Zie de bericht commando parameter in de smb.conf(5) voor een beschrijving van hoe u
inkomende WinPopup-berichten in Samba afhandelen.

Note: Kopieer WinPopup naar de opstartgroep op uw WfWg-pc's als u dat altijd wilt
berichten kunnen ontvangen.

-p|--poort poort
Dit nummer is het TCP-poortnummer dat zal worden gebruikt bij het maken van verbindingen met de
server. Het standaard (bekende) TCP-poortnummer voor een SMB/CIFS-server is 139, wat:
is de standaard.

-g|--grijpbaar
Deze parameter biedt in combinatie met -L gemakkelijk parseerbare uitvoer die verwerking mogelijk maakt
met hulpprogramma's zoals grep en cut.

-m|--max-protocolprotocol
Hierdoor kan de gebruiker het hoogste SMB-protocolniveau selecteren dat smbclient zal gebruiken
om verbinding te maken met de server. Standaard is dit ingesteld op NT1, wat de hoogste is
beschikbaar SMB1-protocol. Gebruik de tekenreeksen SMB2 . om verbinding te maken met het SMB3- of SMB2-protocol
of SMB3 respectievelijk. Houd er rekening mee dat om verbinding te maken met een Windows 2012-server met gecodeerde
transport selecteren van een max-protocol van SMB3 is vereist.

-P|--machine-pas
Maak query's naar de externe server met behulp van het computeraccount van de lokale server.

-I|--ip-adres IP-adres
IP adres is het adres van de server waarmee verbinding moet worden gemaakt. Het moet worden gespecificeerd in
standaard "abcd"-notatie.

Normaal gesproken zou de client proberen een genoemde SMB/CIFS-server te lokaliseren door deze op te zoeken
via het NetBIOS-naamomzettingsmechanisme dat hierboven is beschreven in de naam oplossen bestellen
parameter hierboven. Het gebruik van deze parameter dwingt de client om aan te nemen dat de server
bevindt zich op de machine met het opgegeven IP-adres en de NetBIOS-naamcomponent van de
bron waarmee verbinding wordt gemaakt, wordt genegeerd.

Er is geen standaard voor deze parameter.
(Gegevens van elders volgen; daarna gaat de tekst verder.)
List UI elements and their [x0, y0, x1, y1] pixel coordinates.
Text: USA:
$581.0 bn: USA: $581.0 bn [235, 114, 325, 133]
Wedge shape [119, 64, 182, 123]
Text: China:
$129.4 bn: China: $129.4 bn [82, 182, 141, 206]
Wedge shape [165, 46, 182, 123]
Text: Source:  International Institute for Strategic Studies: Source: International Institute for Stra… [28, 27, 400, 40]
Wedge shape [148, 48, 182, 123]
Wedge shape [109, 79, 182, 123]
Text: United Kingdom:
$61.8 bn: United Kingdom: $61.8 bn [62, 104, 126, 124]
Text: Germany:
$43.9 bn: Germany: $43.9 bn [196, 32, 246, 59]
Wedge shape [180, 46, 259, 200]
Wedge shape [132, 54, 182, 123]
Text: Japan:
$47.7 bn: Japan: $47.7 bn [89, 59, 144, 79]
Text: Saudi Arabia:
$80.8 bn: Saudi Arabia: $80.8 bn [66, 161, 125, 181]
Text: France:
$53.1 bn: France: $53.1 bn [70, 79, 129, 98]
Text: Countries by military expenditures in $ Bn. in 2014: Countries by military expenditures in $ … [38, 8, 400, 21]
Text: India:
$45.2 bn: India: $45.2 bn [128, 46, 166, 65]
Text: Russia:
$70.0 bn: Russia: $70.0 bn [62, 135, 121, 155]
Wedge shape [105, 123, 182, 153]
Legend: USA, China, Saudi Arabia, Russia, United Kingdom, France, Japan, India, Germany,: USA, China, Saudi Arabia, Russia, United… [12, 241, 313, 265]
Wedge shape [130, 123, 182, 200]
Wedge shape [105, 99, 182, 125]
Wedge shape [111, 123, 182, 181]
Indien niet geleverd, wordt dit bepaald
automatisch door de klant zoals hierboven beschreven.

-E|--stderr
Deze parameter zorgt ervoor dat de client berichten schrijft naar de standaard foutenstroom
(stderr) in plaats van naar de standaard uitvoerstroom.

Standaard schrijft de client berichten naar standaarduitvoer - meestal de tty van de gebruiker.

-L|--lijst
Met deze optie kunt u kijken welke services beschikbaar zijn op een server. Jij gebruikt het
als smbclient -L host en er zou een lijst moeten verschijnen. De -I optie kan handig zijn als uw
NetBIOS-namen komen niet overeen met uw TCP/IP DNS-hostnamen of als u probeert een
host op een ander netwerk.

-b|--verzendbuffer buffergrootte
Bij het verzenden of ontvangen van bestanden gebruikt smbclient een interne buffer met de grootte van de
maximum aantal toegestane verzoeken aan de verbonden server. Dit commando staat dit toe
grootte kan worden ingesteld op een bereik tussen 0 (wat betekent dat u de standaard door de server beheerde)
grootte) bytes en 16776960 (0xFFFF00) bytes. Het gebruik van de door de server gecontroleerde grootte is de
het meest efficiënt omdat smbclient zoveel gelijktijdige lees- of schrijfbewerkingen zal pijpen als nodig is
om de server zo druk mogelijk te houden. Als u dit op een ander formaat instelt, wordt het langzamer
de overdracht. Dit kan ook worden ingesteld met het iosize-commando in smbclient.

-B|--bladeren
Blader door SMB-servers met behulp van DNS.

-d|--debuglevel=niveau
niveau is een geheel getal van 0 tot 10. De standaardwaarde als deze parameter niet is opgegeven
is 1.

Hoe hoger deze waarde, hoe meer details er worden vastgelegd in de logbestanden over de
activiteiten van de server. Op niveau 0 zullen alleen kritieke fouten en ernstige waarschuwingen
ingelogd zijn. Niveau 1 is een redelijk niveau voor dagelijks hardlopen - het genereert een kleine
hoeveelheid informatie over uitgevoerde operaties.

Niveaus boven 1 genereren aanzienlijke hoeveelheden loggegevens en mogen alleen worden gebruikt
bij het onderzoeken van een probleem. Niveaus boven 3 zijn alleen ontworpen voor gebruik door ontwikkelaars
en het genereren van ENORME hoeveelheden loggegevens, waarvan de meeste extreem cryptisch zijn.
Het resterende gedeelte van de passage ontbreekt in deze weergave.